Во время сеанса она лакомится конфетами, скатывает из бумажек шарики и бросает ими в него.
– Мне приятно, что вы так хорошо настроены, сударыня, – говорит художник,– но ваше лицо совершенно потеряло то выражение, которое мне нужно для моей картины.
– То выражение, которое вам нужно для картины? – повторяет она улыбаясь. – Потерпите минутку…
Она выпрямляется во весь рост и наносит мне удар хлыстом. Художник в оцепенении смотрит на нее, лицо его выражает детское изумление, смешанное с ужасом и обожанием.
И с каждым наносимым мне ударом лицо Ванды принимав все больше и больше тот характер жестокости и издевательства, который приводит меня в жуткий восторг.
– Теперь у меня то выражение, которое вам нужно дл вашей картины?
Художник в смятении опускает глаза перед холодным, стальным блеском ее глаз.
– Выражение то… – пролепетал он запинаясь, – но я не могу писать теперь…
– Почему? – насмешливо говорит Ванда. – Быть может, я могу вам помочь?
– Да! – крикнул он, как безумный. – Ударьте и меня!..
– О, с удовольствием! – говорит она, пожимая плечами. – Но если я хлестну, то хлестну серьезно.
– Захлестните меня насмерть!
– Так вы дадите мне связать вас? – улыбаясь, спрашивает Ванда.
– Да… – простонал он.
Ванда вышла на минуту и вернулась с веревками в руках.
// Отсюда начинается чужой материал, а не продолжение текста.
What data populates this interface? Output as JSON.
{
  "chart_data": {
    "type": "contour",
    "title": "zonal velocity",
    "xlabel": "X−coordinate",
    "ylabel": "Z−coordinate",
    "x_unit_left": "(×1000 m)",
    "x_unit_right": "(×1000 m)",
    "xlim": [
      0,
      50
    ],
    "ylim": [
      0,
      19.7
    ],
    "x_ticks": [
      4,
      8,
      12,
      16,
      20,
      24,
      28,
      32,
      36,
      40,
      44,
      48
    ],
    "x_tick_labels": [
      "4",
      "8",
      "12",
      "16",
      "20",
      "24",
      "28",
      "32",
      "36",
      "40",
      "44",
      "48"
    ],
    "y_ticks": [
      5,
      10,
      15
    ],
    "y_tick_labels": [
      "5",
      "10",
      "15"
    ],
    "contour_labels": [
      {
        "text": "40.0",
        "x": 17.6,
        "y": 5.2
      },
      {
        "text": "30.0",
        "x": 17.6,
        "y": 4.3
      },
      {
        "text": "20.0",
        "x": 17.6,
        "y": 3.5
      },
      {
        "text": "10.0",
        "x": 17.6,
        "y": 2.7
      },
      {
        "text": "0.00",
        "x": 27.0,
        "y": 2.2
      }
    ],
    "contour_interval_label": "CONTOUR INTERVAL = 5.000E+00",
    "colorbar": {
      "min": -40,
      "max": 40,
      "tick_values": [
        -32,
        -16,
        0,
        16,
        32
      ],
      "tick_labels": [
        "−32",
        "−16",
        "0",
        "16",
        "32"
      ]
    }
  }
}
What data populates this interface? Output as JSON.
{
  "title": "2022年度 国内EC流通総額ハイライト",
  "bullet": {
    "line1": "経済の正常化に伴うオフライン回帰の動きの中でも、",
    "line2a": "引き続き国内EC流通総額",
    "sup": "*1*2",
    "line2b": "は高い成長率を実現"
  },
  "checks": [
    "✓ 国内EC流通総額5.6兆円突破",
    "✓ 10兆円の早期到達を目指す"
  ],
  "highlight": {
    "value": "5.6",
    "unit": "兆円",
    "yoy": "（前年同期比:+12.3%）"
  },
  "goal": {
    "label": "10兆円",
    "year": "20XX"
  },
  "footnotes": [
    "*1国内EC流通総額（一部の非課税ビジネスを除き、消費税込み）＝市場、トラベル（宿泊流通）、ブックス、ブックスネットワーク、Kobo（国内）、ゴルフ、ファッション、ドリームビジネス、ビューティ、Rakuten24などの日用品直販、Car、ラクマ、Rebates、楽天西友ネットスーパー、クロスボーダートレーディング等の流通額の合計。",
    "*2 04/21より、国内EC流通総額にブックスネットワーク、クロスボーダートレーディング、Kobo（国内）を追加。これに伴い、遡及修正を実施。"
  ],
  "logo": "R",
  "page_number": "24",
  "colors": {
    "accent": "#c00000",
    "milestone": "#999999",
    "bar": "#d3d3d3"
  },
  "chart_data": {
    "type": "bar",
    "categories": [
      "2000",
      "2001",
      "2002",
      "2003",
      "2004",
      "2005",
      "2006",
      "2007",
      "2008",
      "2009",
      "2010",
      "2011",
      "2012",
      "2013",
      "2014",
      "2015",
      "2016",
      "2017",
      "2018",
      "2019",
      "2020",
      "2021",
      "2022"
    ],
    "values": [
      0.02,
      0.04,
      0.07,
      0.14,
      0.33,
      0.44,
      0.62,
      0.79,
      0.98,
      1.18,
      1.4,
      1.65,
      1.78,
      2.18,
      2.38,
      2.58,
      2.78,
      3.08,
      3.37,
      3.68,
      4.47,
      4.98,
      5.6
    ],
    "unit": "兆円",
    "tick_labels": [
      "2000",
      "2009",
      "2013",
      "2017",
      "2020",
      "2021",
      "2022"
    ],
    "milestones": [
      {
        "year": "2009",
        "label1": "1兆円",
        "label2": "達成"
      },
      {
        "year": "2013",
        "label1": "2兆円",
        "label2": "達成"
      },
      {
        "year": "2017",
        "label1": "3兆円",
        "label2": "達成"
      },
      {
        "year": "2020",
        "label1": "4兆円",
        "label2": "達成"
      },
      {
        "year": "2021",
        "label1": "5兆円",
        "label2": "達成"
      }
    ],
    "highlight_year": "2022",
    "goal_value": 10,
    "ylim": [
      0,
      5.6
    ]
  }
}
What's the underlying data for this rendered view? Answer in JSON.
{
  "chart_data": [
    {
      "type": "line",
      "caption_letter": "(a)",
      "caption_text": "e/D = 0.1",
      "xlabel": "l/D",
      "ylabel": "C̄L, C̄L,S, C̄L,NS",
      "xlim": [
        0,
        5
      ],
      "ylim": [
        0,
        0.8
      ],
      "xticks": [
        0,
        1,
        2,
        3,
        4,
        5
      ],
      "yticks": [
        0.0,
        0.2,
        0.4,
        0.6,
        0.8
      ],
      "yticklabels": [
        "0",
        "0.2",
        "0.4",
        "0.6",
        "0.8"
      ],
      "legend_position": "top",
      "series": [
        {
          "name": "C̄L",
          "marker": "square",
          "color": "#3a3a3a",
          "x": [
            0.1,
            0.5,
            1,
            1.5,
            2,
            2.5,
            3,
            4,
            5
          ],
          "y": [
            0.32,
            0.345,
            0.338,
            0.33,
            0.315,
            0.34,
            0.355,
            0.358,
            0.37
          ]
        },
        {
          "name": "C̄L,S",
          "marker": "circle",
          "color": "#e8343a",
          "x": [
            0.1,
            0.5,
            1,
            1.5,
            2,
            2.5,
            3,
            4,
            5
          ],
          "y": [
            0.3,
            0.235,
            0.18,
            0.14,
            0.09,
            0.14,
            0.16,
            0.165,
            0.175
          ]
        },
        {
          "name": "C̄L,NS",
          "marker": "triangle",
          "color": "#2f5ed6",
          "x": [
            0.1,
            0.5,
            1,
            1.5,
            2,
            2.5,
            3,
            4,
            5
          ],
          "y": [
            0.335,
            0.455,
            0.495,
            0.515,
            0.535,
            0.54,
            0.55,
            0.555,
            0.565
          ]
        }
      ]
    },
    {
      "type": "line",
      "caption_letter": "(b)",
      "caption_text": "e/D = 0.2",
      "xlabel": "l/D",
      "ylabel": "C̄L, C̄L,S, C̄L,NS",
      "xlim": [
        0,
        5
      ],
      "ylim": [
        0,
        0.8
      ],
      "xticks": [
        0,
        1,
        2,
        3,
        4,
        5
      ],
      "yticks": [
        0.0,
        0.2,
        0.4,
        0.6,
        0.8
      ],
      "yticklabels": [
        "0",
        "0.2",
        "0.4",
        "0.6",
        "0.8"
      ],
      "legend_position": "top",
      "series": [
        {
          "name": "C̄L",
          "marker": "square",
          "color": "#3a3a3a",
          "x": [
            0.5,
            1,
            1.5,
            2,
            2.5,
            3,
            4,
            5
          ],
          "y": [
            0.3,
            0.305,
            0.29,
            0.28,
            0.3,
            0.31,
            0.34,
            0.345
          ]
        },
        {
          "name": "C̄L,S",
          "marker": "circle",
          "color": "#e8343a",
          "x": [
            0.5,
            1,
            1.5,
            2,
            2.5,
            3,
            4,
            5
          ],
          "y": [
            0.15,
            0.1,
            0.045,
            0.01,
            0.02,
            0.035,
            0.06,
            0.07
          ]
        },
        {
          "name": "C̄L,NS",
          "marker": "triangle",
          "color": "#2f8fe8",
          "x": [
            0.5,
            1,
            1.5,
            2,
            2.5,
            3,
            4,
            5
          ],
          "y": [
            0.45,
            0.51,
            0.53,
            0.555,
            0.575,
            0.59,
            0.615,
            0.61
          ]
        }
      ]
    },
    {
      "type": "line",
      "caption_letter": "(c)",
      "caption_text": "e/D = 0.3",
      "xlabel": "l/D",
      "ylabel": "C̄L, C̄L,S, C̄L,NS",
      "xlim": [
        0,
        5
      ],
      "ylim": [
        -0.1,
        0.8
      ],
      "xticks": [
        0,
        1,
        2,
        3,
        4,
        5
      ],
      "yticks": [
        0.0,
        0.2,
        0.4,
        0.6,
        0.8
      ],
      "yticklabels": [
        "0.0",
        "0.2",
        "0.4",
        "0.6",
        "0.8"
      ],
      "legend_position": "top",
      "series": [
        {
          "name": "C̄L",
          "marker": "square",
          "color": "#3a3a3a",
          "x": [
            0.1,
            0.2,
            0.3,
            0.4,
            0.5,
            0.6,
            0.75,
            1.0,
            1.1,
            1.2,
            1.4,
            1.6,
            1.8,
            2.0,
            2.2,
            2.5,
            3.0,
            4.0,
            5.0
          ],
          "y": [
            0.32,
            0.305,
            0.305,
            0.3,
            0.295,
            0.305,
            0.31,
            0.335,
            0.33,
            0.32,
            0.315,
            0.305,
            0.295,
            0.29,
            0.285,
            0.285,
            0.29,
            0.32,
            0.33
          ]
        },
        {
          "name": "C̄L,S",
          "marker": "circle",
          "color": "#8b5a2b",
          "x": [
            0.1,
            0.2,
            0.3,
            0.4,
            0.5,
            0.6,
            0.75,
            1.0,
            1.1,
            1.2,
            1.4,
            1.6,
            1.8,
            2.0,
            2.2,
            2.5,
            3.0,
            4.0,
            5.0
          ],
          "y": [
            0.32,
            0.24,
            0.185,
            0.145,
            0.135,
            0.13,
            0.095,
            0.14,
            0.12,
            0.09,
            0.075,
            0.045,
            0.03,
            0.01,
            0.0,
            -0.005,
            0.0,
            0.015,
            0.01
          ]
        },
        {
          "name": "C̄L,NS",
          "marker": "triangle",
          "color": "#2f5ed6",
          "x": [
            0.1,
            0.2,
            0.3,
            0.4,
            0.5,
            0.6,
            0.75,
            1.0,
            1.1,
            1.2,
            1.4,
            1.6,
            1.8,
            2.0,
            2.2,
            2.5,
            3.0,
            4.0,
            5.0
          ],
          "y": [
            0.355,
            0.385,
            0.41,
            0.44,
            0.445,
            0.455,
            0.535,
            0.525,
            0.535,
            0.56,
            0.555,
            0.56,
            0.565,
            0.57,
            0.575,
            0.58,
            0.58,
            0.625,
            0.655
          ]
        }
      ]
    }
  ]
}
– Ну-с… вы не раздумали? Решаетесь отдаться всецело на гнев и на милость Венеры в мехах, прекрасной женщины-деспота? – заговорила она насмешливо.
– Вяжите меня… – глухо ответил художник. Ванда связала ему руки за спиной, продела одну веревку под руки, другую накинула на талию и привязала его так к оконной перекладине, потом откинула плащ, взяла хлыст и подошла к нему.